My grandpa gave me my first pocket knife 42 years ago, I was seven. I lost it shortly after, as 7 year olds often do and I was crushed. My mom took me to Abelman's hardware store so I could pick out another. I never stopped loving and acquiring them ever since.
I still have that knife my ma let me pick out.
I grew up in a time where all the boys in school had a pocket knife on them and it was legal, the norm. You were looked at like a weirdo if you didn't have one.
Amazingly there were never any assaults committed or any other sort of delinquent crimes. A different era and time I guess.
 
1972. My folks gave me one of those little blue Camillus cub scout knives. I was immediately struck and fascinated by that knife. By that age I already had several years of watching my Grandfather make daily use of his pocket knife and I always thought how cool it was to always have a tool on you. That knife started the lifelong obsession and it got carried and used for a good eight or ten years until I was in High School.
 
Started watching old Tarzan films on Sunday mornings before church, my parents grew up in the 30's and 40's so it was a natural progression, even carried a plastic knife in my swim trunks when we went to the local pool during the summer. Then my father gave me my first pocket knife, a lock back with wood handle and a slim blade, believe it is a Frontier made by Imperial. Still have it somewhere. Then my friend and I would play in the creek and woods and we would pretend we were soldiers avoiding enemy patrols. Bought my first Swiss Army knife, loved the cool tools in a small package. I would fit in the the sleeve pocket of my bomber jacket. Bought a cheap hollow handled knife as my first fixed blade, he bought an Air Force Survival knife, I was jealous, so when I was in college I bought my first real knife, Kabar leather handled Marine corps knife, the rest is history......and so was my money. Although I started learning to trade and barter for what I wanted next.
 
Last edited:
Memories. They are good, sometimes. This is one of those times.

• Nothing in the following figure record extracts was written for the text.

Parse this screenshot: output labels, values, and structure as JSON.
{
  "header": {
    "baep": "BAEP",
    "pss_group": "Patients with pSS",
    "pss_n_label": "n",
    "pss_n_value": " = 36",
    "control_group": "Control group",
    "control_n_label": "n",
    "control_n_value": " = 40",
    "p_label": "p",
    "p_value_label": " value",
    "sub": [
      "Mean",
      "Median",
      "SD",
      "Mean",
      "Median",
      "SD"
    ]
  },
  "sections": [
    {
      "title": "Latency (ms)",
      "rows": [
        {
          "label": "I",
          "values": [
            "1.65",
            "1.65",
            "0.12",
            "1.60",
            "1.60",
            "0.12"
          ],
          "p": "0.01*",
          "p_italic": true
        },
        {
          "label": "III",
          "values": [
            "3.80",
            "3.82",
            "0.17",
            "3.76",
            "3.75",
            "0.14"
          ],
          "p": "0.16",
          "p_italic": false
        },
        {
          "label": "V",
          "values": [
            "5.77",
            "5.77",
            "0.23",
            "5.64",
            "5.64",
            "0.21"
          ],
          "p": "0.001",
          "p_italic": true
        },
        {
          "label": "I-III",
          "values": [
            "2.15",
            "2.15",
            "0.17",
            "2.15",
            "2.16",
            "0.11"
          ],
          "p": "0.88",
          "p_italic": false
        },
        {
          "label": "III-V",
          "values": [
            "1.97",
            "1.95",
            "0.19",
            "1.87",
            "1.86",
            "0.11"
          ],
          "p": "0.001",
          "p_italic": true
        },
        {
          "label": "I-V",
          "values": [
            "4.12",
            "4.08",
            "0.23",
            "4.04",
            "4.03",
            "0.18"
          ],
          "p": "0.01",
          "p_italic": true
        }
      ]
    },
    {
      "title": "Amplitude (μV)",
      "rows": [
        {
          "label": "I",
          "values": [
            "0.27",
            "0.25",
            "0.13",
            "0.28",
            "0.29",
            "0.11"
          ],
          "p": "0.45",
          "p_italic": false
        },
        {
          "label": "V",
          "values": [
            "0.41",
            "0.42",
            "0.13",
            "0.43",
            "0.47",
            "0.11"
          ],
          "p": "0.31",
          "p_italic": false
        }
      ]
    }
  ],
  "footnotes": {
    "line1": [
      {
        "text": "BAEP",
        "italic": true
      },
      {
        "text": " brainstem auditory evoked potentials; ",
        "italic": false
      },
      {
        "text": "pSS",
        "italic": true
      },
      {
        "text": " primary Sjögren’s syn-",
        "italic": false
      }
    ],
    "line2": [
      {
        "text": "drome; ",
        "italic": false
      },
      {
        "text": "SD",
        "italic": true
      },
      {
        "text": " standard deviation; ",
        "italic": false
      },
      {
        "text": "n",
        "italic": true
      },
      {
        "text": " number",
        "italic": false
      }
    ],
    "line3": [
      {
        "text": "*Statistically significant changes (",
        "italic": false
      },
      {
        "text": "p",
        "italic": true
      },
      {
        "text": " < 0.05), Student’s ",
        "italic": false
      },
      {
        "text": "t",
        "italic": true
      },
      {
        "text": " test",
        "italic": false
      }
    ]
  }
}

I've been into knives at some level for a looonng time. I had my first knife, a two blade folder with a knife blade and a fish scaler / hook remover when I was about 10. The knife was shaped like a fish; had green scales, nickel-steel bolsters, enough blade play that the handle and blade could be in separate zip codes at the same time, and - get this - a D-ring on the fish's tail to...well I never did figure that out. Way too small for a belt. Probably a precursor to the current lanyard / fob craze.

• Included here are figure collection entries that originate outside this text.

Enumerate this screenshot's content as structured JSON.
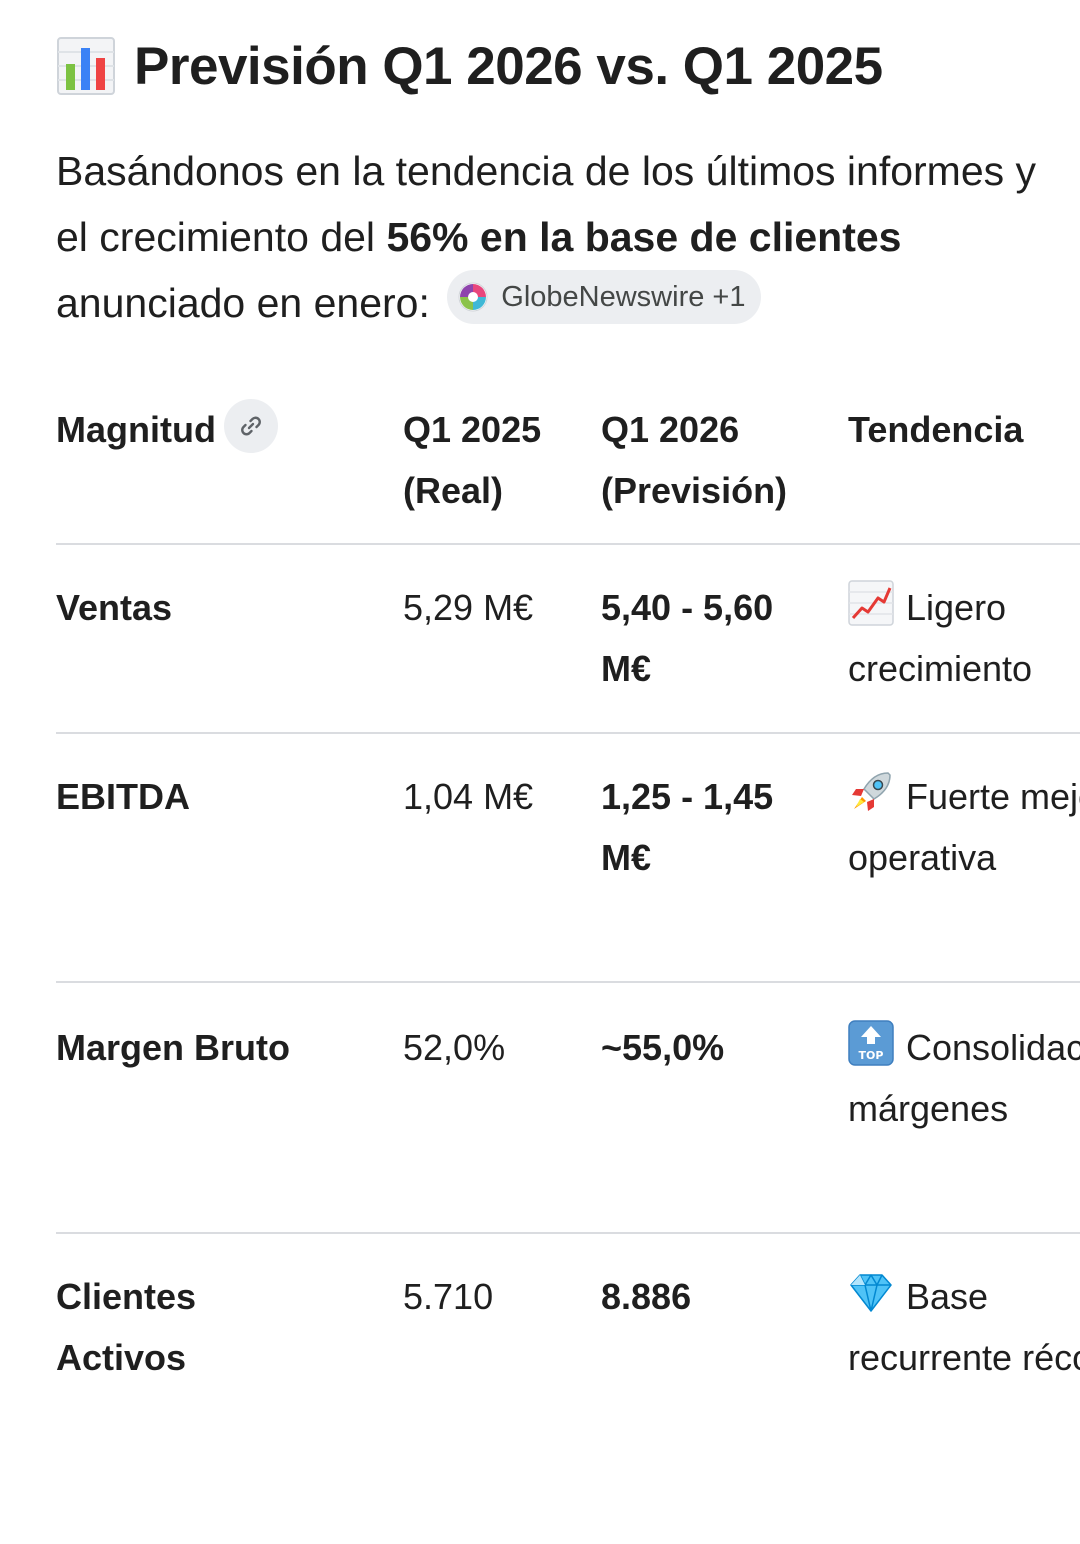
{
  "header": {
    "chart_emoji": "bar-chart-emoji",
    "title": "Previsión Q1 2026 vs. Q1 2025"
  },
  "intro": {
    "text_before": "Basándonos en la tendencia de los últimos informes y el crecimiento del",
    "text_bold": "56% en la base de clientes",
    "text_after": "anunciado en enero:",
    "source_chip": "GlobeNewswire +1"
  },
  "table": {
    "headers": {
      "magnitude": "Magnitud",
      "q1_2025_line1": "Q1 2025",
      "q1_2025_line2": "(Real)",
      "q1_2026_line1": "Q1 2026",
      "q1_2026_line2": "(Previsión)",
      "trend": "Tendencia"
    },
    "rows": [
      {
        "magnitude": "Ventas",
        "q1_2025": "5,29 M€",
        "q1_2026": "5,40 - 5,60 M€",
        "trend_icon": "chart-increasing-emoji",
        "trend": "Ligero crecimiento"
      },
      {
        "magnitude": "EBITDA",
        "q1_2025": "1,04 M€",
        "q1_2026": "1,25 - 1,45 M€",
        "trend_icon": "rocket-emoji",
        "trend": "Fuerte mejora operativa"
      },
      {
        "magnitude": "Margen Bruto",
        "q1_2025": "52,0%",
        "q1_2026": "~55,0%",
        "trend_icon": "top-arrow-emoji",
        "trend": "Consolidación márgenes"
      },
      {
        "magnitude": "Clientes Activos",
        "q1_2025": "5.710",
        "q1_2026": "8.886",
        "trend_icon": "gem-emoji",
        "trend": "Base recurrente récord"
      }
    ]
  }
}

When I was in the 6th grade, the school librarian, who was so hot that I thought of her every night, bought a huge picture book of custom knives for the library - really for me, as I was the only person in the school who ever looked at it, and she knew it. She let me keep the book for months at a time. I remember seeing some of the art, the beauty, in blades and just being left speechless.

Then I read Dune, with the crysknife playing such an important role.

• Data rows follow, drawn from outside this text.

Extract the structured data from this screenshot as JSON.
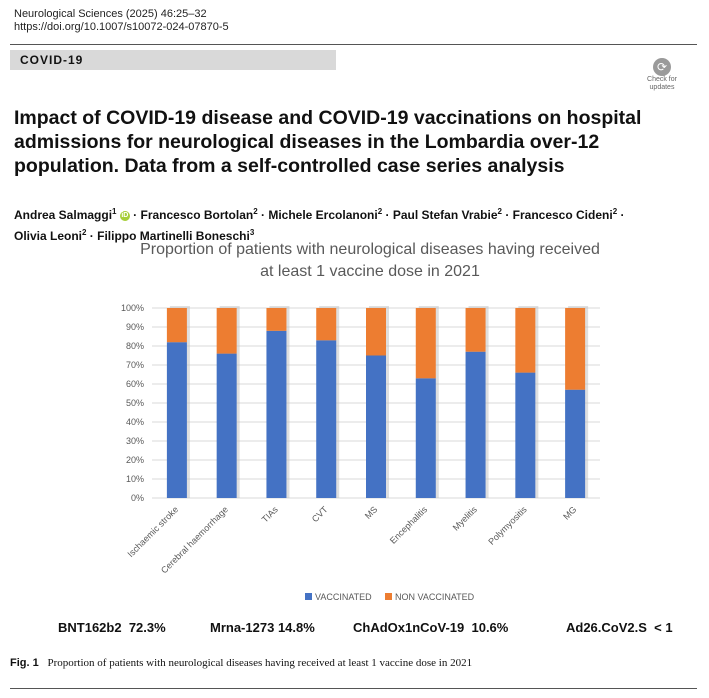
{
  "journal": {
    "citation": "Neurological Sciences (2025) 46:25–32",
    "doi": "https://doi.org/10.1007/s10072-024-07870-5"
  },
  "section": "COVID-19",
  "check_updates": {
    "line1": "Check for",
    "line2": "updates"
  },
  "title": "Impact of COVID-19 disease and COVID-19 vaccinations on hospital admissions for neurological diseases in the Lombardia over-12 population. Data from a self-controlled case series analysis",
  "authors": [
    {
      "name": "Andrea Salmaggi",
      "aff": "1"
    },
    {
      "name": "Francesco Bortolan",
      "aff": "2"
    },
    {
      "name": "Michele Ercolanoni",
      "aff": "2"
    },
    {
      "name": "Paul Stefan Vrabie",
      "aff": "2"
    },
    {
      "name": "Francesco Cideni",
      "aff": "2"
    },
    {
      "name": "Olivia Leoni",
      "aff": "2"
    },
    {
      "name": "Filippo Martinelli Boneschi",
      "aff": "3"
    }
  ],
  "chart_data": {
    "type": "bar",
    "stacked": true,
    "title_line1": "Proportion of patients with neurological diseases having received",
    "title_line2": "at least 1 vaccine dose in 2021",
    "categories": [
      "Ischaemic stroke",
      "Cerebral haemorrhage",
      "TIAs",
      "CVT",
      "MS",
      "Encephalitis",
      "Myelitis",
      "Polymyositis",
      "MG"
    ],
    "series": [
      {
        "name": "VACCINATED",
        "values": [
          82,
          76,
          88,
          83,
          75,
          63,
          77,
          66,
          57
        ]
      },
      {
        "name": "NON VACCINATED",
        "values": [
          18,
          24,
          12,
          17,
          25,
          37,
          23,
          34,
          43
        ]
      }
    ],
    "yticks": [
      "0%",
      "10%",
      "20%",
      "30%",
      "40%",
      "50%",
      "60%",
      "70%",
      "80%",
      "90%",
      "100%"
    ],
    "ylim": [
      0,
      100
    ],
    "grid": true,
    "legend_position": "bottom",
    "colors": {
      "VACCINATED": "#4472c4",
      "NON VACCINATED": "#ed7d31"
    }
  },
  "vaccines": [
    {
      "name": "BNT162b2",
      "value": "72.3%"
    },
    {
      "name": "Mrna-1273",
      "value": "14.8%"
    },
    {
      "name": "ChAdOx1nCoV-19",
      "value": "10.6%"
    },
    {
      "name": "Ad26.CoV2.S",
      "value": "< 1"
    }
  ],
  "caption": {
    "label": "Fig. 1",
    "text": "Proportion of patients with neurological diseases having received at least 1 vaccine dose in 2021"
  }
}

In the 8th grade, I fashioned my own knife from an old file using a shop grinder. At that point in my life, all my money went to basically two things: the monthly Penthouse, and knives. At least today the porn is free!

My second knife was a piece of crap fixed blade; it had a full length tang; and the handle was two two pieces of cheap aluminum the thickness of a pop can riveted to the tang and painted in alternating stripes of black and silver. Then I saved up and purchased a large fixed blade Buck knife, and a set of 3 Arkansas bench stones. That's the knife that I used to teach myself freehand sharpening.

By 11th grade, I had (for me) a nice folder. It had a lock; cherry wood handles, and a 3" blade. IIRC, I broke the blade one day prying something.

Somewhere in there, I purchased a black-plastic handled knife from (I think) Cabela's catalog. It had brass screws, and brass liners. One handle says "Normark", and has a coat-of-arms between the "r" and "m". The blade is marked "Stainless" on one side, and "EKA Sweden" on the other. Needless to say, I still have that knife - but that's the only one of my childhood knives to survive. None of the copies of Penthouse made it, but they sure did create some fond fantasies that "pop up" every once in a while.